Car elle avait décidé que, ce soir, Papa ne serait pas seul à affronter Molasar.

XXI

LE DONJON
Jeudi 1er mai
17 heures 22

Seul dans sa chambre, le capitaine Woermann avait vu les ombres s’allonger sur le donjon avant la disparition totale du soleil. Et son malaise s’était réveillé. Les ombres n’auraient pas dû le perturber. Après tout, il n’y avait pas eu de victimes pendant deux nuits d’affilée, et il n’y avait pas de raison pour qu’il en allât autrement ce soir. Malgré cela, le pressentiment était là.

Le moral des hommes s’était considérablement amélioré. A nouveau, ils se comportaient en vainqueurs. Ils avaient été menacés, quelques-uns étaient morts, mais ils s’étaient obstinés et tenaient toujours le donjon. Maintenant que la fille était partie, un nouvel accord s’instaurait entre les soldats en gris et les uniformes noirs. Ils ne se mêlaient pas vraiment les uns aux autres mais une nouvelle camaraderie était née, celle du triomphe. Woermann se trouvait bien incapable de partager leur optimisme.

Il regarda son tableau. Il n’avait plus le moindre désir d’y travailler et ne voulait pas en commencer un autre. Il n’avait même pas le courage de sortir ses couleurs pour effacer l’ombre du pendu. Cette ombre l’obsédait littéralement. Elle lui paraissait chaque fois plus distincte, et la tête semblait dessinée avec davantage de précision. Il détourna les yeux. C’était absurde.

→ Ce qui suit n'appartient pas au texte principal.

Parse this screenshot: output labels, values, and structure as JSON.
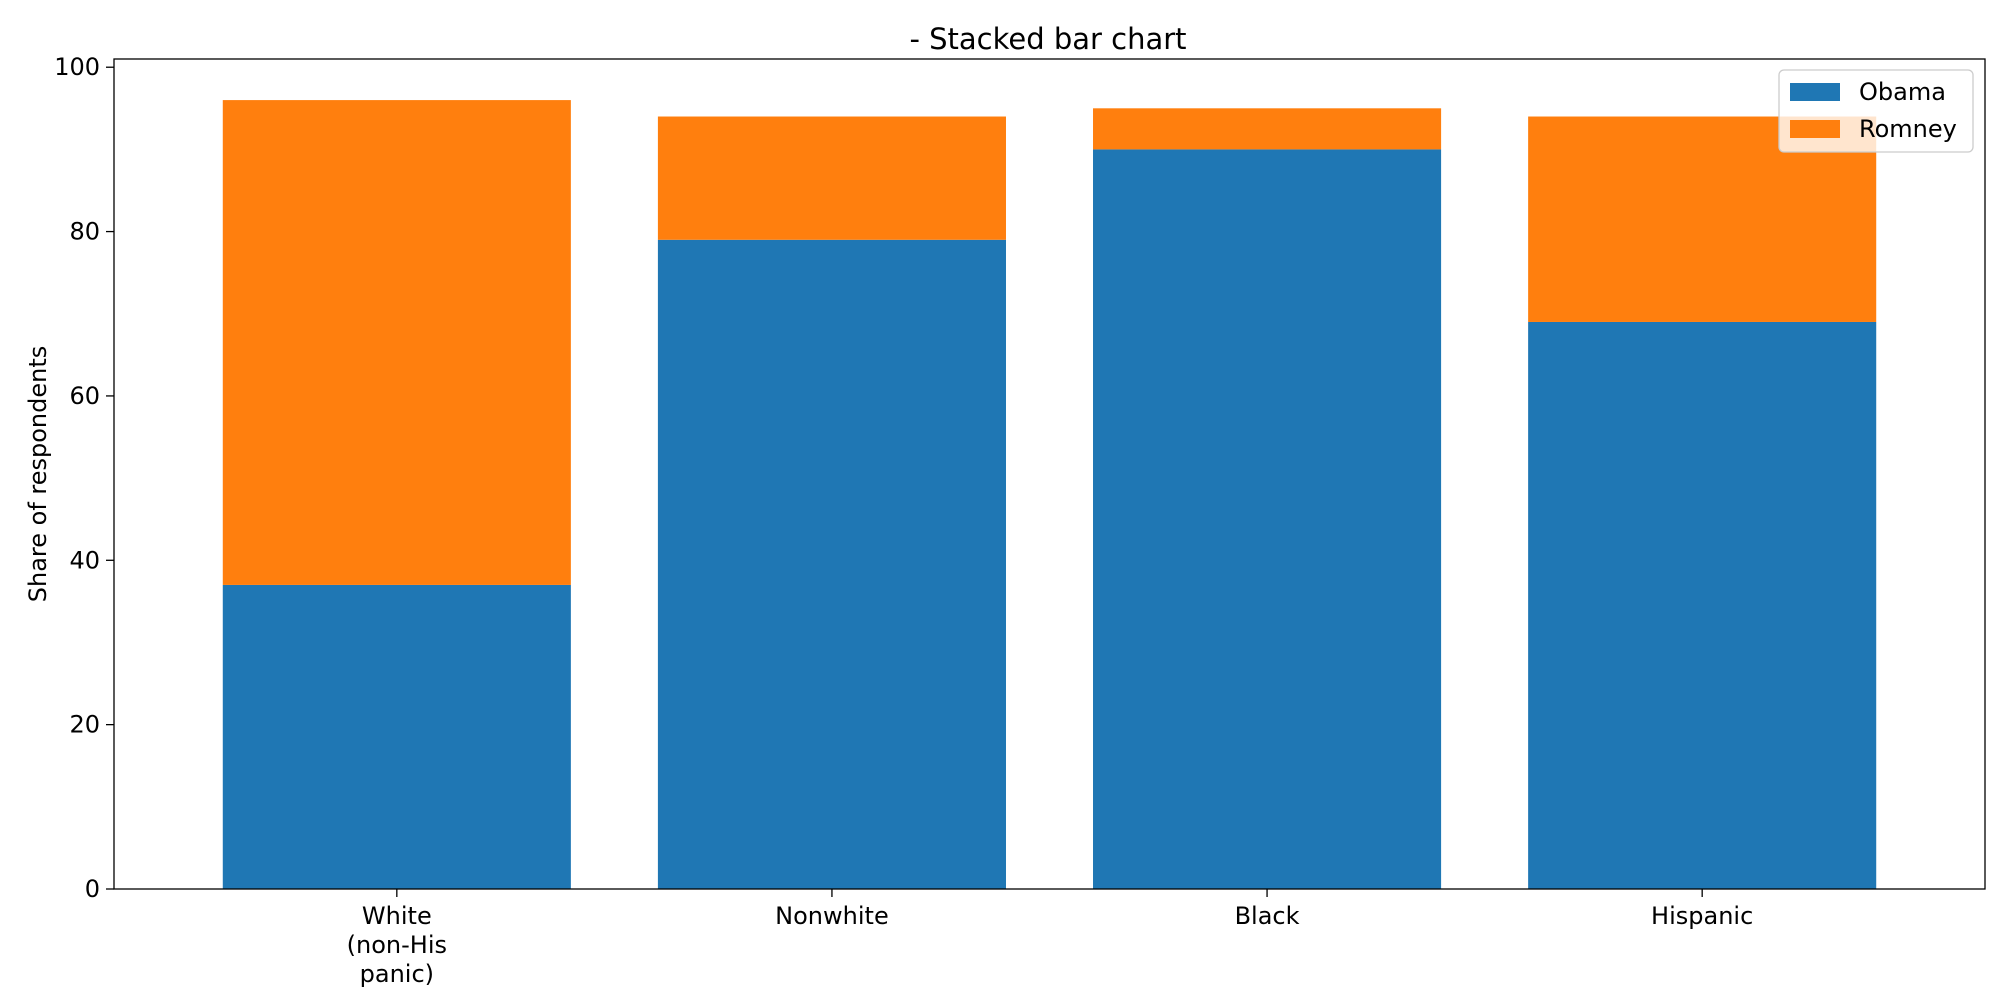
{
  "chart_data": {
    "type": "bar",
    "stacked": true,
    "title": "- Stacked bar chart",
    "xlabel": "",
    "ylabel": "Share of respondents",
    "categories": [
      [
        "White",
        "(non-His",
        "panic)"
      ],
      [
        "Nonwhite"
      ],
      [
        "Black"
      ],
      [
        "Hispanic"
      ]
    ],
    "series": [
      {
        "name": "Obama",
        "color": "#1f77b4",
        "values": [
          37,
          79,
          90,
          69
        ]
      },
      {
        "name": "Romney",
        "color": "#ff7f0e",
        "values": [
          59,
          15,
          5,
          25
        ]
      }
    ],
    "ylim": [
      0,
      101
    ],
    "yticks": [
      0,
      20,
      40,
      60,
      80,
      100
    ],
    "grid": false,
    "legend_position": "top-right"
  }
}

Non… ce n’était pas si absurde que cela. Il régnait toujours quelque chose de malsain dans ce donjon. Il n’y avait pas de victimes depuis deux jours mais le donjon n’avait pas changé pour autant. Le mal n’avait pas disparu, il était seulement en retrait. L’air ambiant, les murailles, tout était toujours aussi oppressant. Les hommes pouvaient se taper dans le dos et se féliciter. Woermann, lui, ne le pouvait pas. Il regardait son tableau et savait avec certitude que la série des victimes n’était pas achevée : elle n’était qu’interrompue et pouvait reprendre à n’importe quel moment – ce soir, peut-être. Nul n’avait été vaincu ou chassé. La mort était toujours présente, qui attendait l’instant propice pour frapper à nouveau.

Il frissonna. Quelque chose allait se passer, il le sentait au plus profond de lui-même.

Encore une nuit… donnez-moi encore une nuit, c’est tout ce que je demande.

Si la mort voulait bien attendre demain matin, Kaempffer prendrait le chemin de Ploiesti. Woermann pourrait alors imposer de nouveau sa propre loi. Et il ferait évacuer le donjon au premier incident.

Kaempffer… il se demanda ce que ce cher Eric pouvait bien faire. Il ne l’avait pas vu de tout l’après-midi.

Le SS-Sturmbannführer Kaempffer était penché au-dessus de la carte ferroviaire de Ploiesti. Le jour déclinait et ses yeux se fatiguaient à discerner les lignes minuscules des voies de chemin de fer. Il valait mieux arrêter maintenant plutôt que de poursuivre à la lumière crue de l’ampoule électrique.

Il se redressa et se frotta les yeux. Cette journée n’avait pas été inutile car il avait amassé pas mal d’informations. Il lui faudrait partir de zéro avec les Roumains. Tous les détails de la construction du camp lui seraient confiés, même le choix exact du site. Il pensait d’ailleurs avoir découvert un emplacement satisfaisant : il y avait une série d’entrepôts abandonnés à l’est du nœud ferroviaire, qui pourraient constituer les premiers éléments du camp de Ploiesti. Des clôtures en fil de fer barbelé pourraient être édifiées en quelques jours, et la Garde de Fer se chargerait de rassembler les Juifs.